Saturday, August 8, 2020
Mountain Lion Killed in Hailey’s Woodside Neighborhood
Friday, January 31, 2020


Idaho Fish and Game killed a mountain lion in Hailey’s Woodside neighborhood Thursday afternoon after receiving multiple reports of a lion around Hailey and even outside a school.

Idaho Fish and Game officers supported by local law enforcement tried to haze the lion with buck shot fired from a shotgun. But when it didn’t move, they euthanized it in the interest of public safety.

Idaho Fish and Game officers received reports of lion sightings throughout Thursday, beginning with a Facebook video a woman posted of a mountain lion running down the middle of Fox Acres Road, according to a Fish and Game officer. (One reader later clarified it was Countryside Boulevard.)  It crossed Highway 75 and ran into the chain link fence at Friedman Memorial Airport.

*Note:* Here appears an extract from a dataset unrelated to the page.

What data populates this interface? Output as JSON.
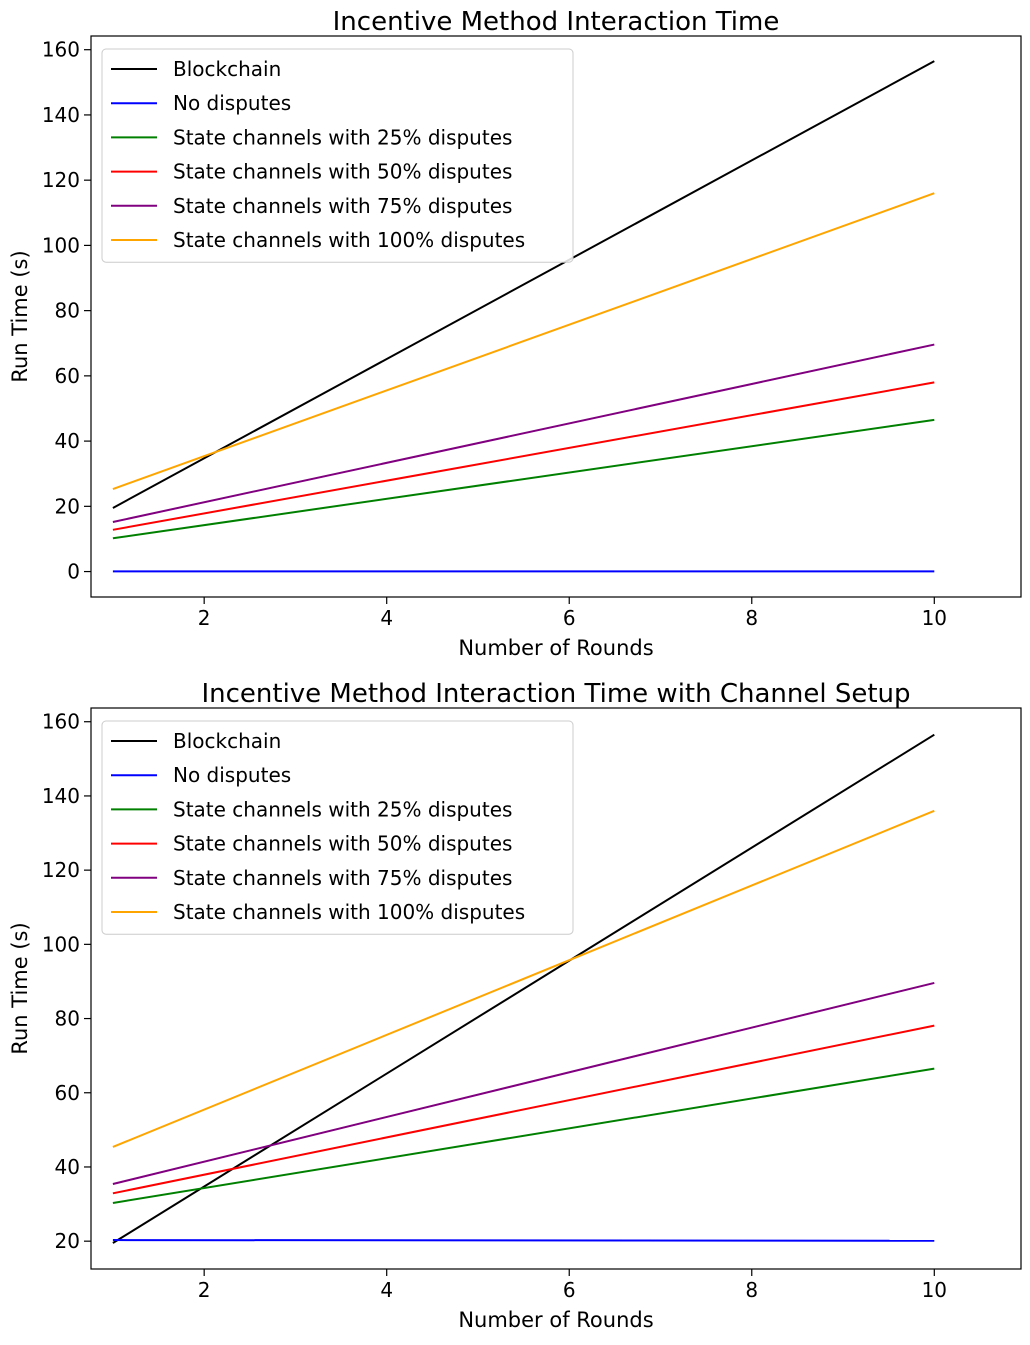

It then turned around and crossed back to the east side of the highway.

Later in the day officers responded to a report of a lion near Bellevue Elementary. They were unable to locate it but stationed officers around the school as a safety precaution while children were leaving school for the day.

About an hour later, they got a report of a cat roaming the Woodside subdivision. Once located, it continued to run through neighborhood yards before taking refuge under a tree. They fired buckshot at it until they finally decided to euthanize it.

“It was a Tom cat, four to five years old, between 120 and 130 pounds. A very healthy adult male,” said Terry Thompson, communications officer for Idaho Fish and Game.

Thompson said officers tried to clear the area of people before shooting out of safety concerns. But some onlookers stood behind them watching as the cat was first hazed, then euthanized.

“There was no other way to do it, given the situation,” Thompson said. “We could not let it continue to roam a neighborhood with as many residents are there are in Woodside. Due to the close proximity to dense neighborhood housing and public schools we had to euthanize it in the interest of public safety.”

Biologists are not confident the cat that was euthanized was the same one seen near Bellevue elementary earlier in the day.

The number of sightings this year is concerning, especially since reports indicate that lions are not displaying what Fish and Game officers would call normal behavior, said Regional Supervisor Craig White.

“Lions are typically shy and active at night. But reports, such as we had today, are of lions that are active during the day. That is not the desired cat behavior,” he added.

While there have been no reports of cats killing pets since December, mountain lions are very much making their presence known.

Idaho Fish and Game has received more than 60 reports of mountain lion sightings throughout the Wood River Valley since Dec. 5.

Recent reports seem to be situated in the Hailey area. But that doesn’t mean they’ve moved out of Ketchum, Thompson said.

“It’s interesting that the majority of reports have moved south. But they’re still very much throughout the valley,” he said, noting multiple reports of mountain lion sightings throughout the Wood River Valley in Gimlet, Warm Springs, north Ketchum, Elkhorn, Northstar Meadows and North Hiawatha Drive off Butter Cup Road in Hailey, Griffin Ranch, Chantrelle Subdivision and Broadford road in Bellevue.

Thompson said people who see a lion should call Fish and Game or local law enforcement at 208-324-4359  or 208-788-5555 so they can continue to monitor the situation.

“We have seen an increase in activity and we are concerned about public safety. We do not want to instill panic—it hasn’t risen to that level. But we do want people to be vigilant.”

Fish and Game has gotten some pushback from euthanizing the cat.

“It’s easy to second guess when you’re not responsible for public safety,” Thompson said. “We will never apologize for doing something in the interest of public safety.”

People should keep small children, cats, dogs and other pets inside, if possible.

Don’t feed pets outside during winter and accompany them during nighttime hours when they need to go out to pee. Watch your animals for unusual behavior, which may alert you that wildlife could be nearby.